WP Is DNS Redundancy the Right Answer?

Archive

Is DNS Redundancy the Right Answer?

Is DNS Redundancy the Right Answer?

Last Friday’s attacks on Dyn rendered several high profile targets, including Netflix, Twitter, and Spotify, inaccessible to their users, leaving many organizations feeling vulnerable. In the wake of these attacks, many websites now feel the urge to use multiple DNS providers. However, this may not be a silver bullet.

Adding another DNS provider to your mix will likely reduce the chances and extent of damage your website if one of your DNS providers is attacked,  even though it does have its drawbacks and limitations.

Our analysis of Alexa top 1000 companies that used multiple DNS providers revealed that even these experienced service degradation, and even outages.

What We Saw

Before we discuss reasons why degradation and outages could have happened, let’s see a breakdown of the websites by category.

Before the attack on Dyn these were the stats

  1. Websites that didn’t use Dyn (90%) 
  2. Websites that only used Dyn (5.5%) 
  3. Websites that used Dyn and another DNS provider (4.5%) 

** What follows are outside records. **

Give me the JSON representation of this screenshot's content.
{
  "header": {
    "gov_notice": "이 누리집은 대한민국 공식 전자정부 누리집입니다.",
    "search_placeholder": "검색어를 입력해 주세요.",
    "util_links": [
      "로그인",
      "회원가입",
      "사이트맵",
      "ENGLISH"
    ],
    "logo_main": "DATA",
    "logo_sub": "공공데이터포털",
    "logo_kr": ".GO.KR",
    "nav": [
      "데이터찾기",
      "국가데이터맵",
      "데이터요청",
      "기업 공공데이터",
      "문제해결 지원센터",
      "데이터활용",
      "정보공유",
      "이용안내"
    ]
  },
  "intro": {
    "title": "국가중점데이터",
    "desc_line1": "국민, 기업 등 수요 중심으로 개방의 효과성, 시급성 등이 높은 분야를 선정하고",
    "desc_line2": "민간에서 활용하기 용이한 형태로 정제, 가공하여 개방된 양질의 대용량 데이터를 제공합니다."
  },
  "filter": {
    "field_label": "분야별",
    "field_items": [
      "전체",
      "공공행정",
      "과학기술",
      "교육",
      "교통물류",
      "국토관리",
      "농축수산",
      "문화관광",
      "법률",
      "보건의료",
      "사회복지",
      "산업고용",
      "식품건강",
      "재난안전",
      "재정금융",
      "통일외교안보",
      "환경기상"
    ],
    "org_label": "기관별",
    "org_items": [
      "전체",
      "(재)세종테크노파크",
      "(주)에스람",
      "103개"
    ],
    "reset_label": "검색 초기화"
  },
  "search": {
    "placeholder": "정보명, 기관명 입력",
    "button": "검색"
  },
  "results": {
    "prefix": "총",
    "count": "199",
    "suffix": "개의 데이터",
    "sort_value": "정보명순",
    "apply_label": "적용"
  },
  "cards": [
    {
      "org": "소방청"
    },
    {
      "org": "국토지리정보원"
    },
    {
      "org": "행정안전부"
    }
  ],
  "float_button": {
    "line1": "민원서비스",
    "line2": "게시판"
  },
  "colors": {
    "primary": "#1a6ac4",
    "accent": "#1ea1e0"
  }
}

After the attack on Dyn, we saw

  1. Websites that didn’t use Dyn (91%) — these were not impacted
  2. Websites that only used Dyn (4%) — these were impacted across the board
  3. Websites that used Dyn and another DNS provider (5%) — these experienced service disruption to varying degrees: some recovered quickly, while others remained inaccessible for several hours­

pie-chart

Download the complete .csv file

We can see that while 1 percent of all sites dropped Dyn altogether, .5 percent added a second DNS provider following the attack. What really caught our attention was that websites with multiple DNS providers were also affected, and experienced delays, and even outages for sustained periods.

Why Did This Happen?

Normally, when a client tries to access a domain, it can find the address either through a current A-record cached in the browser or with the ISP’s DNS. If the ISP’s A-record for a site is expired, it can ping the authoritative name server (if the NS-record is current) for the A-record, or do a recursive lookup (if the NS-record is expired) and obtain a current A-record.

What happened on Friday was that the authoritative name servers of Twitter, The Guardian, and GitHub, being part of Dyn’s DNS infrastructure, were knocked offline, so all lookups for those domains’ A-records returned empty.

But what about websites that had another DNS provider, like Verisign or Route 53, in addition to Dyn? Why did those sites experience service degradation? Shouldn’t the DNS lookup have found the available authoritative server and returned with the A-record? This is where things get murky.

Resolving Multiple DNS Servers

To understand why the DNS switchover, in many cases, is neither quick nor clean, we have to look at how DNS resolvers behave. According to the guidelines on the selection and operation of secondary DNS servers, published by the Internet Engineering Task Force (IETF),

“First, the only way the resolvers can determine that [certain] addresses are, in fact, unreachable, is to try them.  They then need to wait on a lack of response timeout (or occasionally an ICMP error response) to know that the address cannot be used.  Further, even that is generally indistinguishable from a simple packet loss, so the sequence must be repeated, several times, to give any real evidence of an unreachable server. All of this probing and timeout may take sufficiently long that the original client program or user will decide that no answer is available, leading to an apparent failure of the zone.  Additionally, the whole thing needs to be repeated from time to time to distinguish a permanently unreachable server from a temporarily unreachable one.

And finally, all these steps will potentially need to be done by resolvers all over the network.  This will increase the traffic, and… effectively lower the reliability of the service.”

Basically, in those cases where websites had multiple NS records, the resolution between them was impeded by the very way that DNS resolvers work. The resolver could have tried to reach the inactive Dyn server so long as the resolver’s cached NS-record was current, which would be true until the TTL of the NS-record expires.

It would be akin to having the right address to a house, getting there, finding no one at home, and instead of trying the alternate address provided by the homeowners, going back to the empty home several times just to make sure they hadn’t returned.

No Silver Bullet

In the longer term, with the continued increase in the scale of DDoS attacks, and especially the unhindered proliferation insecure IoT devices, the threat of an attack on DNS providers will likely get more serious. Having multiple DNS providers may be the only way at this point. At least, it reduces the chances of the kind of blackout that can occur if a sole DNS provider gets hit with a DDoS attack.

What our observation highlighted was that while it is appealing and even effective for some organizations to use multiple DNS services in order to avoid an outage, it still is no silver bullet. Having multiple, redundant DNS providers can still lead to service degradation and even timeouts.

For those organizations that are willing to live with the added cost, complexity, and compromise that comes with multiple DNS providers, it is at best a partial solution.